Für mich ist "Boss" die beste Serienpremiere dieses Jahr. Vollkommen unaufgeregt, leise und subtil präsentiert sich hier ein Politdrama mit melancholischen Untertönen. Aber nicht nur Politik, sondern vor allem die Menschen die Politik machen stehen hier im Vordergrund. Inszenatorisch auf hohem Niveau (wem Gus van Sant ein Begriff ist, kann sich vorstellen, was einen hier erwartet), musikalisch und schauspielerisch großartig.

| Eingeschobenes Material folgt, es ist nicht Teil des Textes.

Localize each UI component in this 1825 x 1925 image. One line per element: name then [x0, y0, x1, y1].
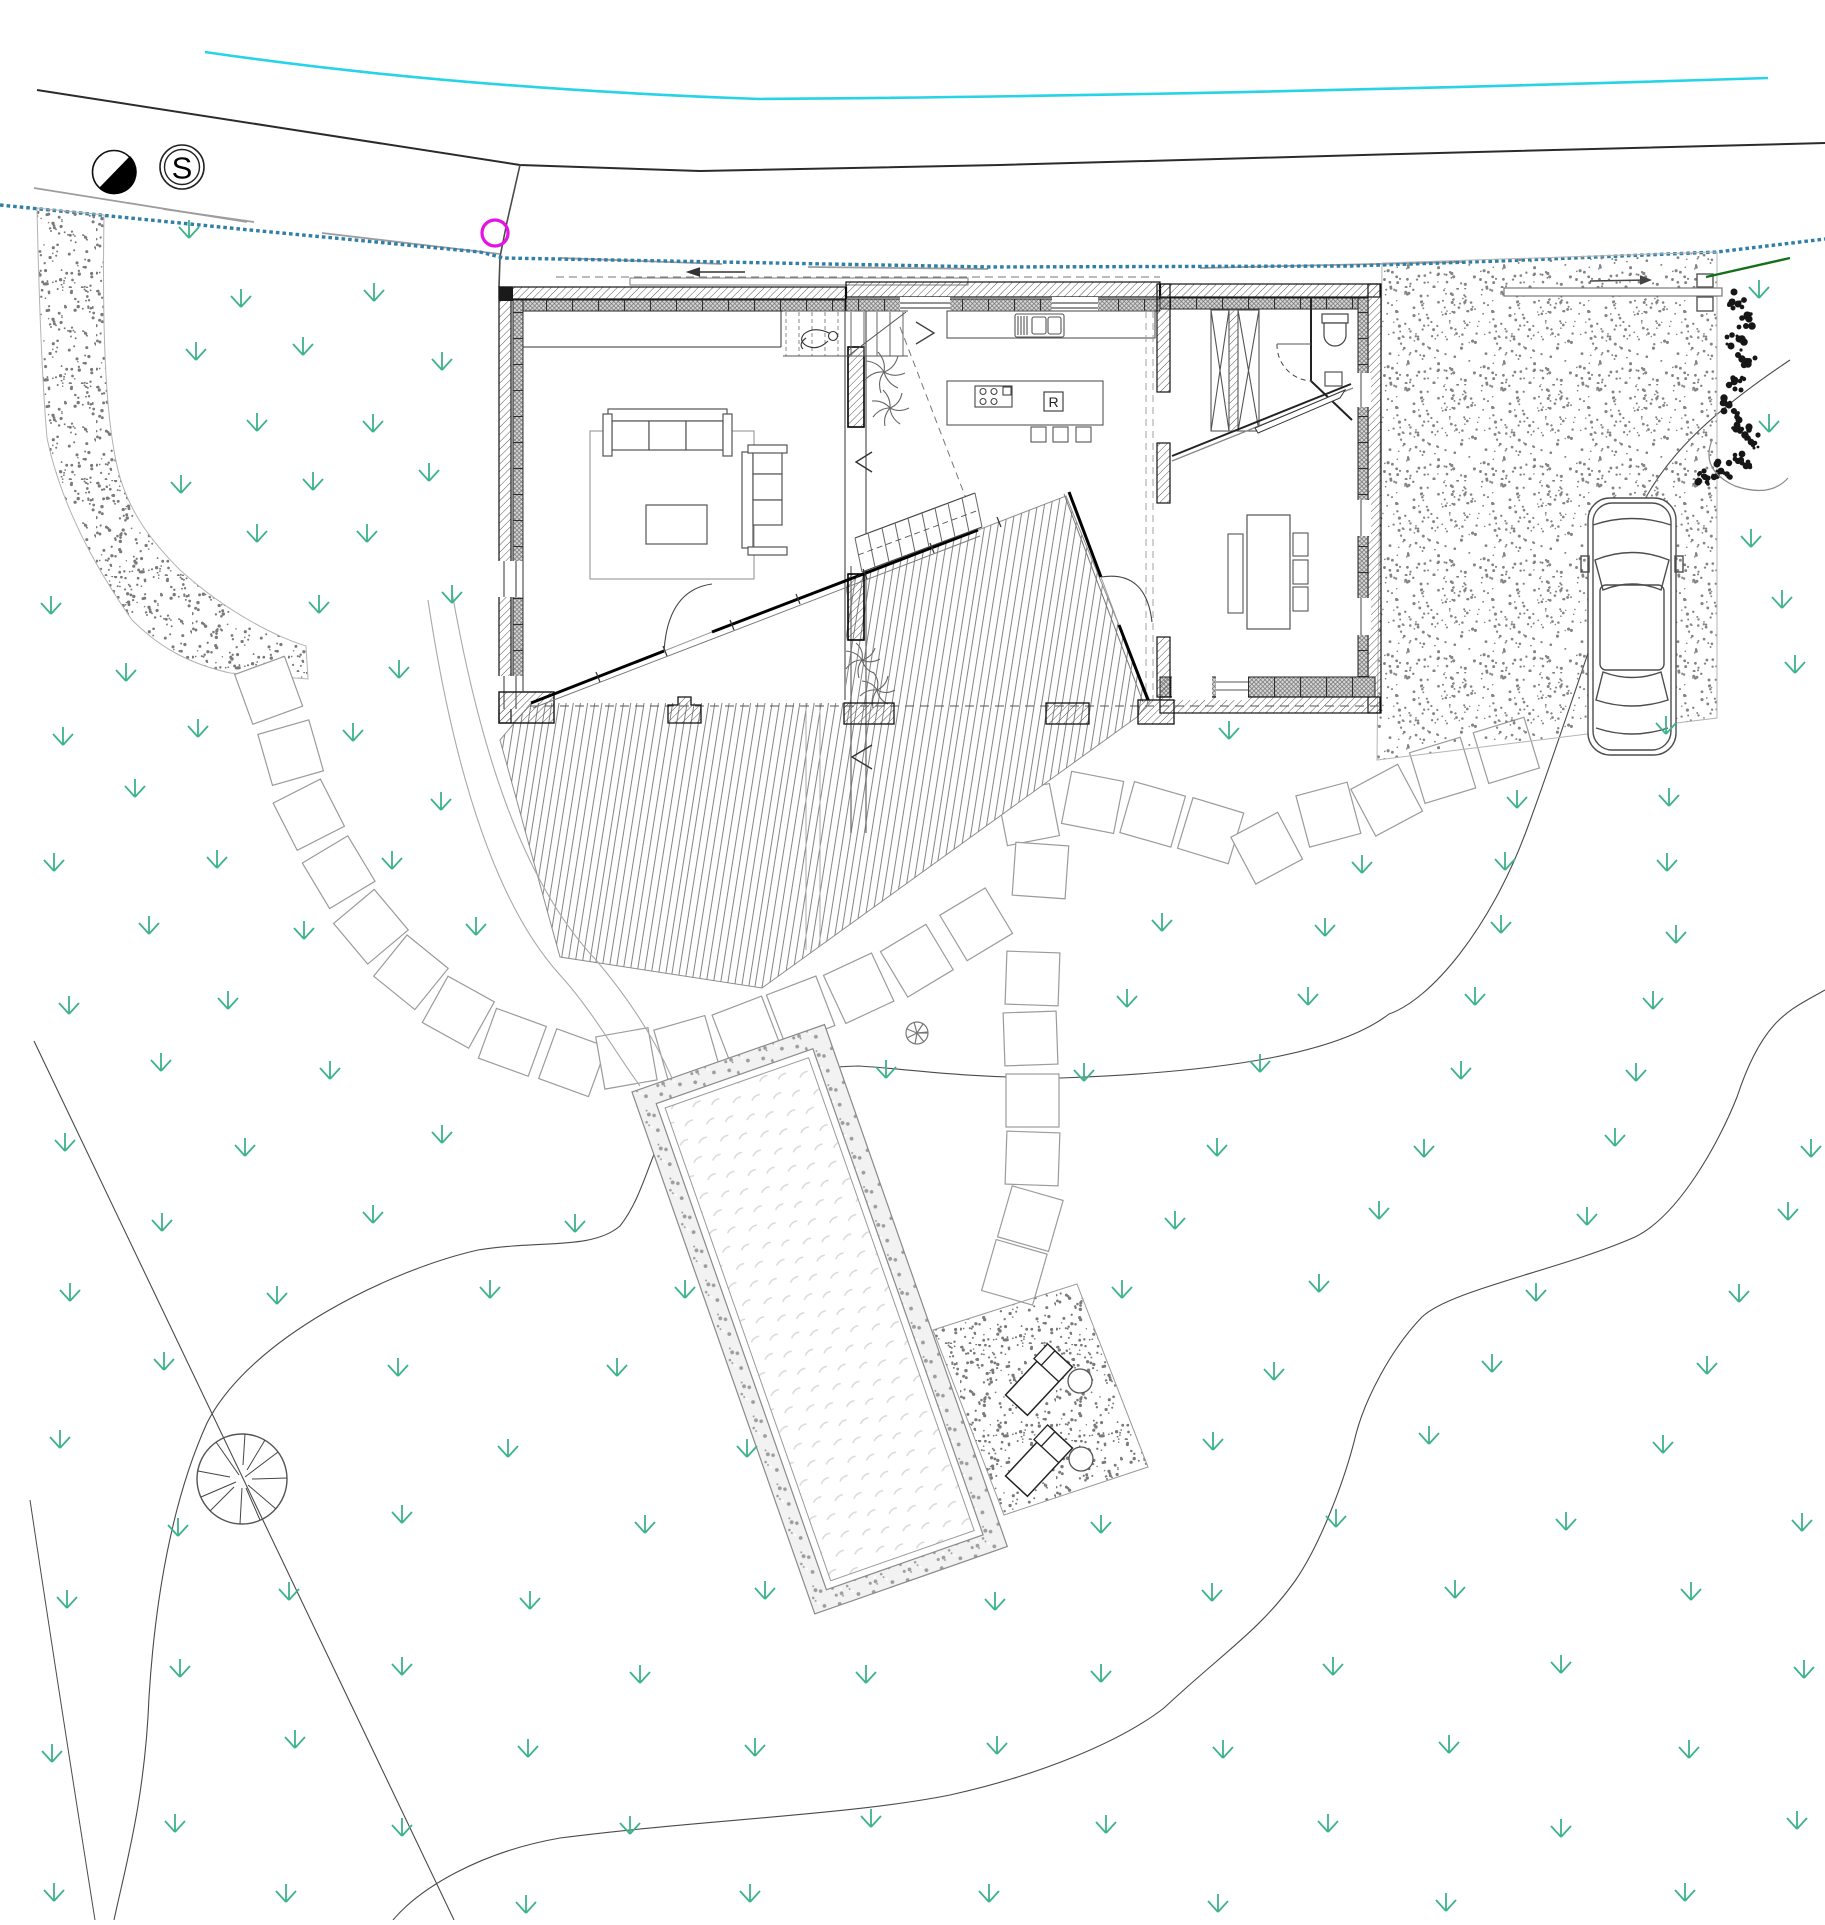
svg-text:R: R	[1048, 394, 1058, 410]
svg-text:S: S	[172, 151, 193, 186]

Ich bin zwar nicht ganz unbefangen, ist für mich Kelsey Grammer doch bereits seit "Frasier" ein Kult-Schauspieler, aber der Pilot im Gesamten war einfach ein elitärer Augenschmaus, der all denen gefallen wird, die's gerne ruhig und kompliziert mögen.

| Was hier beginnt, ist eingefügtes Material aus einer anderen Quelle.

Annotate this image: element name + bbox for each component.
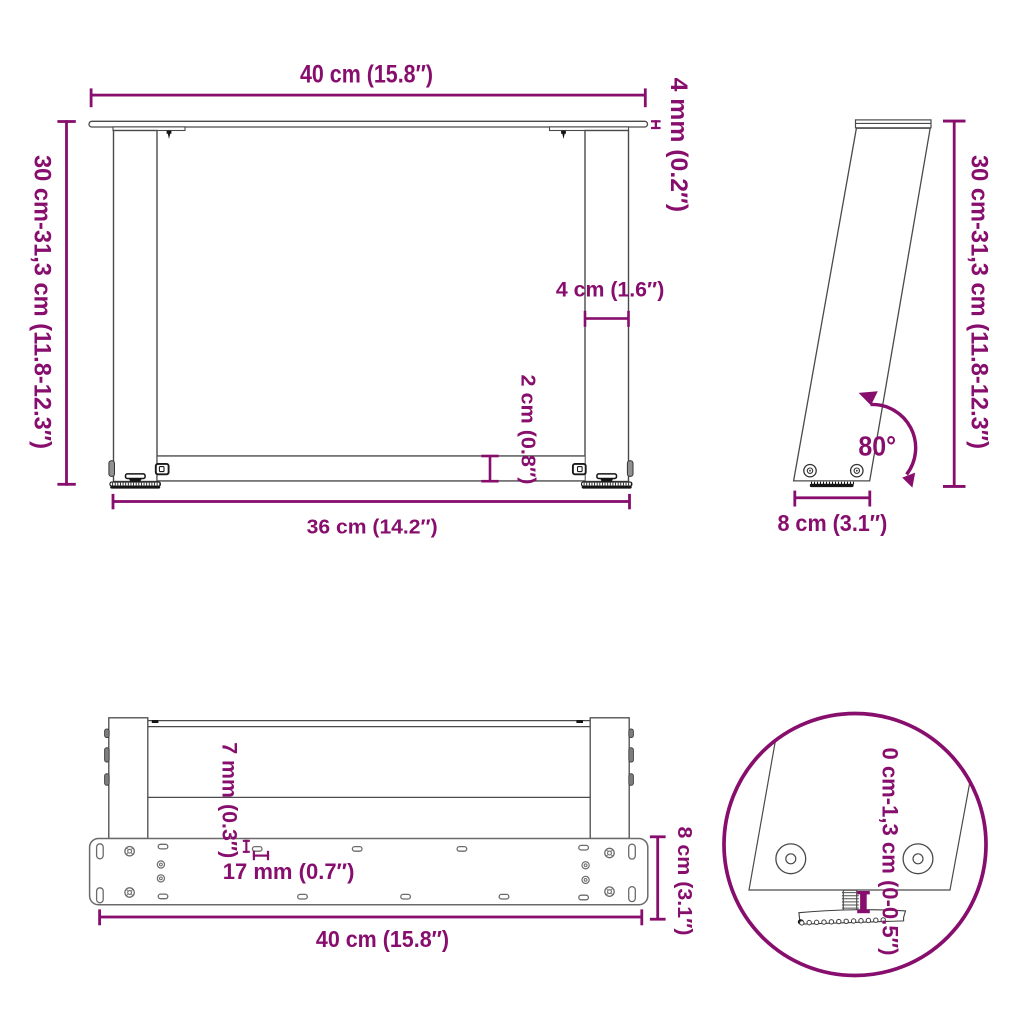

Ein Artikel zog den Vergleich zu Breaking Bad heran, ein Vergleich, der in mehrfacher Hinsicht der Serie unrecht tut. Boss ist ziemlich knochentrocken, der einzige Humor, der hier zu erkennen ist, ist verbitterter Zynismus oder subtile Fiesheiten, und auch die Inszenierung unterscheidet sich stark von BB.

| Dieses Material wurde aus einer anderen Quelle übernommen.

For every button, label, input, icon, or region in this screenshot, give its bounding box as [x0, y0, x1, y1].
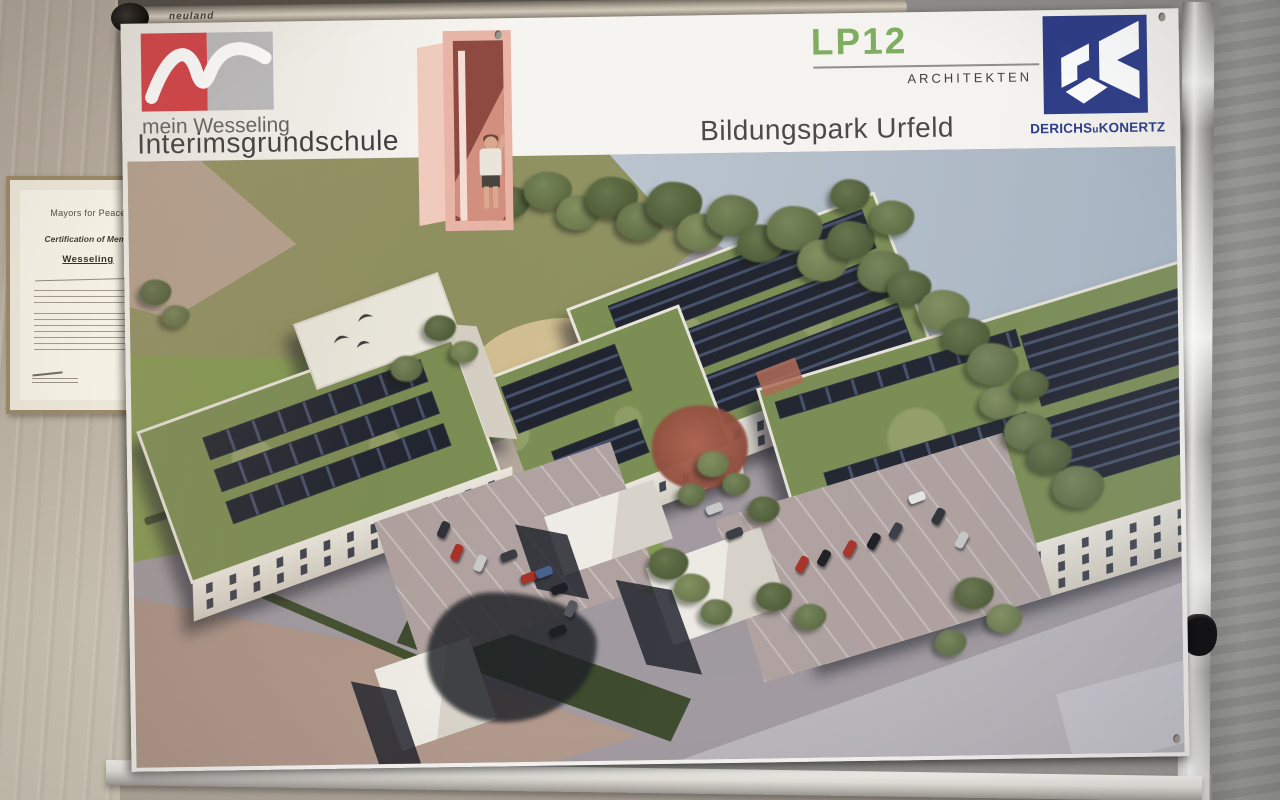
aerial-rendering: [128, 146, 1185, 767]
car: [449, 543, 464, 562]
derichs-konertz-logo-icon: [1042, 15, 1147, 115]
car: [842, 539, 858, 558]
project-title: Interimsgrundschule: [137, 125, 399, 161]
car: [705, 501, 724, 515]
photo-scene: Mayors for Peace Certification of Memb W…: [0, 0, 1280, 800]
architect-logo-rule: [813, 63, 1039, 68]
architect-logo: LP12: [811, 20, 908, 63]
child-shirt: [479, 148, 501, 176]
car: [550, 582, 569, 596]
doorway-illustration: [417, 30, 514, 233]
car: [954, 530, 970, 549]
poster-pin: [1158, 12, 1165, 21]
poster-pin: [1173, 734, 1180, 743]
contractor-name-part: DERICHS: [1030, 120, 1092, 136]
child-leg: [484, 186, 489, 208]
car: [472, 554, 487, 573]
mein-wesseling-logo: [141, 32, 274, 112]
door-leaf: [458, 51, 468, 221]
site-poster: mein Wesseling Interimsgrundschule Bildu…: [121, 8, 1190, 772]
doorway-front-panel: [443, 30, 514, 231]
car: [549, 624, 568, 638]
car: [499, 548, 518, 562]
child-leg: [493, 186, 498, 208]
wesseling-swoosh-icon: [141, 32, 274, 112]
car: [930, 507, 946, 526]
contractor-name-part: KONERTZ: [1099, 119, 1166, 135]
car: [908, 490, 927, 504]
car: [436, 520, 451, 539]
poster-hook: [495, 30, 502, 39]
car: [563, 599, 578, 618]
child-figure: [476, 136, 505, 221]
car-layer: [128, 146, 1185, 767]
contractor-wordmark: DERICHSuKONERTZ: [1030, 119, 1164, 136]
architect-label: ARCHITEKTEN: [907, 69, 1032, 86]
board-brand-label: neuland: [169, 11, 214, 23]
car: [816, 548, 832, 567]
car: [866, 532, 882, 551]
car: [725, 526, 744, 540]
site-title: Bildungspark Urfeld: [700, 112, 954, 148]
certificate-signature: [31, 361, 62, 376]
car: [794, 555, 810, 574]
concrete-pillar-right: [1210, 0, 1280, 800]
car: [535, 565, 554, 579]
certificate-signature-caption: [32, 378, 78, 386]
car: [888, 521, 904, 540]
doorway-opening: [453, 40, 506, 221]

Erzeugt Breaking Bad eine optische Distanz zu den Charakteren, hält in Boss die Kamera voll drauf und versucht ihre tiefsten Emotionen in (sehr sehr nahen) Nahaufnahmen und Zeitlupensequenzen wiederzugeben. Ein Stilmittel das häufiger von van Sant benutzt wird und dazu auch noch ästhetisch wirksam eingesetzt wird.
Im Großen und Ganzen eine absolute Sehempfehlung und ein Anwärter auf die Serie des Jahres. Es macht mir ein bisschen Sorge, wie sie bei den Zuschauern ankommt, weil man es doch meist gewohnt ist, von Folge zu Folge, Höhepunkt zu Höhepunkt gejagt zu werden, bis dann am Staffelfinale ein orgastisches Tohubawohu lostritt. Es würde mir gefallen, einfach, weil man es selten sieht, wenn Boss da eine andere Schiene fährt. Die erste Folge schlägt den richtigen Pfad ein. Ruhig, fast schon monoton, grau und auf unheimlich deprimierende Art und Weise authentisch.
Chapeau!
Ich weiß nicht, ob mein Leben nutzlos und bloß ein Mißverständnis war oder ob es einen Sinn hat.